The Los Angeles Angels were swept by the L.A. Dodgers in the Dodger Stadium installment of the Freeway series after a 4-1 loss on Wednesday.
This game would have a different feel to it had Shohei Ohtani not lined a ninth-inning triple to break up Dodgers’ starter Tyler Anderson’s bid for a no-hitter.
If he doesn’t barrel up a pitch that caught too much plate and it’s rather a lazy fly ball to Mookie Betts for the second out, and Matt Duffy doesn’t have as much luck, this game is another mark in baseball history.
But baseball at the major league level is incredibly tough, and on Wednesday, Angels manager Phil Nevin knew that Anderson was as good as it gets, via Sarah Valenzuela of the L.A. Times:
“Anderson pitched a heck of a game,” Nevin said afterward.
Reid Detmers tossed a no-hitter earlier this season, but he was knocked out of the game after just 3.2 innings and allowed four runs on two homers with three walks. Anderson’s no-hit bid mirrored his in that he wasn’t blowing hitters away, albeit he had eight strikeouts, it was a work of a tactician.

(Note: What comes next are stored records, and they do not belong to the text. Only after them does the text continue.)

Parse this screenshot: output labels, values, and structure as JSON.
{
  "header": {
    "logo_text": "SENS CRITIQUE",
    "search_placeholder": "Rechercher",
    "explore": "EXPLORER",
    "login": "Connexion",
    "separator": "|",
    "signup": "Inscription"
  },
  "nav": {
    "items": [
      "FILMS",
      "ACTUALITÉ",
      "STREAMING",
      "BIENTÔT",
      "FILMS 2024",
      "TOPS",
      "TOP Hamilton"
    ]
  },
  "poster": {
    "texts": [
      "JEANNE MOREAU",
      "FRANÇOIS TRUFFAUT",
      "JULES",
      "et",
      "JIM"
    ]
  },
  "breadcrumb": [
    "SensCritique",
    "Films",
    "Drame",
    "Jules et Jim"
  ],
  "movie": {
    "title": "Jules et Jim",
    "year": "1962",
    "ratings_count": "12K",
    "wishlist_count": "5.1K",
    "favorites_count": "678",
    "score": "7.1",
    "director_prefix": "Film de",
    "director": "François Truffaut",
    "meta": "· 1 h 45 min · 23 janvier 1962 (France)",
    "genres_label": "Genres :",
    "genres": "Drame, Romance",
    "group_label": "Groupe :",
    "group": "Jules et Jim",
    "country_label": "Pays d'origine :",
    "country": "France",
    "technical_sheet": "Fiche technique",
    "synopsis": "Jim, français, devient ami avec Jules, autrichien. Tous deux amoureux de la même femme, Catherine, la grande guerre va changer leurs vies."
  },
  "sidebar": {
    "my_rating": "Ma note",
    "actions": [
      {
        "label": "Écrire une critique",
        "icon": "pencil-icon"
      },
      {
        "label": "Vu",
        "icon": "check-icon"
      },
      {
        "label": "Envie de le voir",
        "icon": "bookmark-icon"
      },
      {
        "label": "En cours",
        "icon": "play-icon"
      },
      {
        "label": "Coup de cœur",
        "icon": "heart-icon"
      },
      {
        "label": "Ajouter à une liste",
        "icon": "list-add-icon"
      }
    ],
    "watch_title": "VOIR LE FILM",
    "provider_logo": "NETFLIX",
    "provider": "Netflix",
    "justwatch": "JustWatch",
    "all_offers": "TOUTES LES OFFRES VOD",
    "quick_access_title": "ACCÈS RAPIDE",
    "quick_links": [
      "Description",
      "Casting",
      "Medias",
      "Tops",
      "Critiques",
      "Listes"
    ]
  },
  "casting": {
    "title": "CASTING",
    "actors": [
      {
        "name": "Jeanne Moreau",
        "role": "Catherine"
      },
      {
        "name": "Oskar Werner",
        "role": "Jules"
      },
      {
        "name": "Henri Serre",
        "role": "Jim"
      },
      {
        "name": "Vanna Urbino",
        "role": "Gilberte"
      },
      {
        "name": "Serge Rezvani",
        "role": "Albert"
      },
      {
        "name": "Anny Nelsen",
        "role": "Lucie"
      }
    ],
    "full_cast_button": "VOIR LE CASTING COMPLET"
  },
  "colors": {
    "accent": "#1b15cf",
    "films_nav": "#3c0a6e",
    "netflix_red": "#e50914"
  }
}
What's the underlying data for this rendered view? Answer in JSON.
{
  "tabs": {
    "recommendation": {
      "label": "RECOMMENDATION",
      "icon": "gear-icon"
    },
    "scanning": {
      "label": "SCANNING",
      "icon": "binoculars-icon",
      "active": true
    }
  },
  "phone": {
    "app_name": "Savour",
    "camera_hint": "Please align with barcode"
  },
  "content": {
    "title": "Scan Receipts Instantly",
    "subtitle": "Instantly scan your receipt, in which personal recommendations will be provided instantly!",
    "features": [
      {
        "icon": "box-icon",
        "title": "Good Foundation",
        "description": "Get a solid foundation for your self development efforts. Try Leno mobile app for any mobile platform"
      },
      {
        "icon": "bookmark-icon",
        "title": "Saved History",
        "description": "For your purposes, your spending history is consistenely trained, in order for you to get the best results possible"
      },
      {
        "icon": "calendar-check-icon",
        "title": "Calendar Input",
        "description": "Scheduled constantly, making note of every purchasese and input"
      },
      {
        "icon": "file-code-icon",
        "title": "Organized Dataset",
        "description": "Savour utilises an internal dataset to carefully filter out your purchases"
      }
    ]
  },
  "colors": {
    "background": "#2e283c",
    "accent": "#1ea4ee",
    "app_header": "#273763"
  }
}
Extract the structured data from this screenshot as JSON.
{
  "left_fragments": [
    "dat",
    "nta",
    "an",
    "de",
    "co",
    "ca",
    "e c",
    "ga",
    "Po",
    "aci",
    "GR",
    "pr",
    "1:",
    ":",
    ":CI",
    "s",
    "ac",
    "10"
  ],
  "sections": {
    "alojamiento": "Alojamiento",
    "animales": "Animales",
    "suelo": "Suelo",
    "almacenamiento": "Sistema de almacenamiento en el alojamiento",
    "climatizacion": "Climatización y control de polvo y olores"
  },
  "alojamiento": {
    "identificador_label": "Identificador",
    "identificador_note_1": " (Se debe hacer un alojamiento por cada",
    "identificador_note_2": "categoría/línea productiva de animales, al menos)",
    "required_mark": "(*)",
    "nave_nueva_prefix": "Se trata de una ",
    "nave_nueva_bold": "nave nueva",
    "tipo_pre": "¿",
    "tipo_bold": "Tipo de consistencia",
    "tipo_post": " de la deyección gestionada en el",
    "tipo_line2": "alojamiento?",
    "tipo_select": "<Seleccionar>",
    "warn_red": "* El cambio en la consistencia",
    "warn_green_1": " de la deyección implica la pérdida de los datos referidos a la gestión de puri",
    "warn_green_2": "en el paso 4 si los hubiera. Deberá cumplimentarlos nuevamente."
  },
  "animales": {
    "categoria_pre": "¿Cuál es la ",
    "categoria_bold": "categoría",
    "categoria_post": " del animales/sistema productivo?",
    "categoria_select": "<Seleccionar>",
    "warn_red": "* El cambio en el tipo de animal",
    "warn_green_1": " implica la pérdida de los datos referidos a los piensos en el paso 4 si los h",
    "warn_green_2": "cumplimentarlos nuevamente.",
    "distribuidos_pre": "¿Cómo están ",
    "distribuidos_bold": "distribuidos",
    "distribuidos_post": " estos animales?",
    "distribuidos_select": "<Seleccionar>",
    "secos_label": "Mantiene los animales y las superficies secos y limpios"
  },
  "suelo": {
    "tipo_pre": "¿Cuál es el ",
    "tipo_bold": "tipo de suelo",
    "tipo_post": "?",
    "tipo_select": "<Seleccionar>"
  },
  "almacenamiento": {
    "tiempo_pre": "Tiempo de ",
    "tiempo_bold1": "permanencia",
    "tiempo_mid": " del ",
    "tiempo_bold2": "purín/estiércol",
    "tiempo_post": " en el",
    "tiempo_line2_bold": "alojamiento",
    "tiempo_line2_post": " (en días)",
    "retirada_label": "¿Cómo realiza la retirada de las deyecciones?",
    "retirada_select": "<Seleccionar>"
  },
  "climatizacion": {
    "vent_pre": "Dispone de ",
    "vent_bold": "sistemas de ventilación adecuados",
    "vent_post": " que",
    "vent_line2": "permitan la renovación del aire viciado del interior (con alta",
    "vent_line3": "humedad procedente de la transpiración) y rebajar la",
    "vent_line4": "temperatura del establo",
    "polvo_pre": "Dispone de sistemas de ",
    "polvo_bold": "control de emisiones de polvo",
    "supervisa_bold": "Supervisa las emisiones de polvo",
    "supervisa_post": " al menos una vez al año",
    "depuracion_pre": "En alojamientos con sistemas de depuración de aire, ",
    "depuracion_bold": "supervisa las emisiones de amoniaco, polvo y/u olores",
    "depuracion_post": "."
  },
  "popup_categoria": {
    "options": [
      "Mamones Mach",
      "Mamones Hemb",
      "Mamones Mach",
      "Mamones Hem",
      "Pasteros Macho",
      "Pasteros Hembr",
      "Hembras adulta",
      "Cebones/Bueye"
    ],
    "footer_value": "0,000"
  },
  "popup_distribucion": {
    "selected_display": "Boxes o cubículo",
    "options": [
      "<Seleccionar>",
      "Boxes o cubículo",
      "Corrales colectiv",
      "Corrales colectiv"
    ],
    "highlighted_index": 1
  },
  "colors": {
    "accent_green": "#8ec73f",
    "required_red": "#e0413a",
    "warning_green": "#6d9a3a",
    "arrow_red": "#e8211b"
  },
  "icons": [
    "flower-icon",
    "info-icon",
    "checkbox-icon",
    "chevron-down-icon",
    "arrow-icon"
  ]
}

Anderson was changing his arm slots, filling up the strike zone and missing barrels with his arm-side change up to the Angels’ right-handed hitters. He grades out in the 95th percentile in chase rate and limits hard contact with a 91st percentile hard-hit rate:
“This game’s hard,” Nevin said. “I’ll never forget how hard it was to play. I promise you that. … I wouldn’t consider this getting blown out at all. It just doesn’t look good because you don’t get a hit until the ninth.”
Once Anderson was taken out of the game after the Ohtani triple, Dodgers closer Craig Kimbrel surrendered an RBI single to the first batter he faced in Duffy, but this just became another loss in the Angels’ tough stretch of games.
Former manager Joe Maddon believed Angels needed more time
Angels general manager Perry Minasian decided to relieve manager Joe Maddon of his duties after the club dropped their 12th straight loss, a move that shocked fans, players, and even Maddon. However, Minasian made the move with optimism they can turn their season around and make the playoffs.
The Angels were 11 games over .500 in mid-May and were finally showing what their talent could do when they put it all together, but that magic ended, and Maddon believed too much happened too fast.